2. Get clear on what you want instead. Set clear intentions for this stage, if needed several times a day: Ease. Flow. Feeling comfort. Laugh. Rest. 3. Make space.
This means setting clear boundaries. Say no to others and yes to yourself. Find compromises where you need to, without attaching guilt to it. Tell the people around you that you feel the need to retreat. Let commitments come to an end.
4. Receive Guidance.
Your best guides in this scenario are your body and your baby. So listen to both of them closely.
5. Work through resistance. Look at the thoughts that are coming up and the sabotaging behaviours I mentioned earlier. Deal with the different layers, allow yourself to move through them.
6. Go into Action. Feeling weepy? Cry. Let someone hold you while you cry if that feels good. Craving fat? Make the healthiest choice possible for you, but eat fat, it’s probably exactly what your body needs to create this little miracle inside you. Need a nap? Cancel your plans and lie down.
Repeat steps 1-6 every time the situation changes.
7. Trust, especially in Divine Timing. This step has many layers and I could probably talk about it for an hour or longer. Here is the thing: Trust your body. Trust your baby. I took great comfort in my belief that we chose our parents. And as my baby chose me as her mother she also knew what kind of birth experience I would aim towards. But above all: Trust in the Divine Timing of the Universe/ God/ Spirit… The time your baby is coming into this world is exactly the time it needs to come.
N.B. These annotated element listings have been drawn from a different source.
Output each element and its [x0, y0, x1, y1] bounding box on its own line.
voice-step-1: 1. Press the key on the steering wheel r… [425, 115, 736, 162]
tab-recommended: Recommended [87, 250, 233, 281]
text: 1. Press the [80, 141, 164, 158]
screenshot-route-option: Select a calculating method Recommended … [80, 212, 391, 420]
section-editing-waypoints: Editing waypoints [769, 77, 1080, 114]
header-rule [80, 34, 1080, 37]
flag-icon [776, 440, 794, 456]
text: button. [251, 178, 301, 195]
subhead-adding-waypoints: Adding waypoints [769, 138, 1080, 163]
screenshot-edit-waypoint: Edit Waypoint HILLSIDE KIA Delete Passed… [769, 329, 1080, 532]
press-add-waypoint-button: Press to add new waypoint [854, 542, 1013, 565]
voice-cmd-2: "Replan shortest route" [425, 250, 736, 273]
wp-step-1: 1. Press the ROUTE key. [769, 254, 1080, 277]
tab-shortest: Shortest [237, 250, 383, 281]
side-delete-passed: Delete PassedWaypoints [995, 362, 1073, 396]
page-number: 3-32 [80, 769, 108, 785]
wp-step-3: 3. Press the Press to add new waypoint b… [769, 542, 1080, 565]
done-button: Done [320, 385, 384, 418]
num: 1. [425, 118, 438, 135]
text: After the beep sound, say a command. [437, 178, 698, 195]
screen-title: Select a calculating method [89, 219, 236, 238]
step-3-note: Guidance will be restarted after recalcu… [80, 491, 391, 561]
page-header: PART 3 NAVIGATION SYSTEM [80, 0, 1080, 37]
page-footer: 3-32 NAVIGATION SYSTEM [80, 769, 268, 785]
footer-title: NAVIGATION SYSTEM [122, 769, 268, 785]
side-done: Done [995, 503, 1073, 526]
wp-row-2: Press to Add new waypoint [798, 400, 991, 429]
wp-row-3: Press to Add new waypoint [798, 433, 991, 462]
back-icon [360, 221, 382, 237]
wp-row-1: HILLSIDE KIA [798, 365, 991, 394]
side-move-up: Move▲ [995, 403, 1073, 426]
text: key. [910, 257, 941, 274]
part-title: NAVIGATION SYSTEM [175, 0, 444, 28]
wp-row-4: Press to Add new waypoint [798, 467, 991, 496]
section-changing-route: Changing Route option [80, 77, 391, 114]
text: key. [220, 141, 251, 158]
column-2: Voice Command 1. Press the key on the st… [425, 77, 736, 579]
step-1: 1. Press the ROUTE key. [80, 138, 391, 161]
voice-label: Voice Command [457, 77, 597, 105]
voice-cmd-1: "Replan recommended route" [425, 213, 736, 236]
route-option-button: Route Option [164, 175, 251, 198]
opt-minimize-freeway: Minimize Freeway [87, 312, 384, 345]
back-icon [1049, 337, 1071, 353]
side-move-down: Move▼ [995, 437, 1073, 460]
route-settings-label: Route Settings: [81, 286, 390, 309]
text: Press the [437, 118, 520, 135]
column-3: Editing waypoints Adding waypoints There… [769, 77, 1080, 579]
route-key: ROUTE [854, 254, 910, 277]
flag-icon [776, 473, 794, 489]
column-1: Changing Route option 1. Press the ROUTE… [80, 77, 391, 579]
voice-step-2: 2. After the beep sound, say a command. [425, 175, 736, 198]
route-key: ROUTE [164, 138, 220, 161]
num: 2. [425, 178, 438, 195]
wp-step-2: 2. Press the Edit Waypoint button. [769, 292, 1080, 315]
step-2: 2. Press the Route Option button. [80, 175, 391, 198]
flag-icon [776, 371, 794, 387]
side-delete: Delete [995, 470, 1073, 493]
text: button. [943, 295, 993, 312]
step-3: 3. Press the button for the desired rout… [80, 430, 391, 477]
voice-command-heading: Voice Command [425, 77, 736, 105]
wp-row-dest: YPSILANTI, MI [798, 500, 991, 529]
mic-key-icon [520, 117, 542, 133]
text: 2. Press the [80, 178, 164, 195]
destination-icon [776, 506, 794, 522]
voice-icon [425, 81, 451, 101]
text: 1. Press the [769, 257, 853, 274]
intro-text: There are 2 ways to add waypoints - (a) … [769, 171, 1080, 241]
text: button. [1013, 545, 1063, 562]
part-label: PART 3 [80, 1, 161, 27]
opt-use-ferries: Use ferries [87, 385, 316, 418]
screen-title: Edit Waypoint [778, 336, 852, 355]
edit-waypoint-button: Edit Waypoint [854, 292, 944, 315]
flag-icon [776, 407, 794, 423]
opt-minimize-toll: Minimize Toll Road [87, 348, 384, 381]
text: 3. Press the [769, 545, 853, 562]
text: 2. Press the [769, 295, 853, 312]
8. Receive. Welcome your baby and step into the next stage with confidence. Keep in mind that this phase is after all just temporary. You will get through it and your baby will come out, it won’t stay in there forever. After all the practise you had in surrendering to your baby’s schedule, to your instinct, your inner knowings and your body you can go into stage 1, 2 and 3 of labour with confidence before the new chapter of mothering a newborn starts.
The strong woman in me honours the strong woman in you!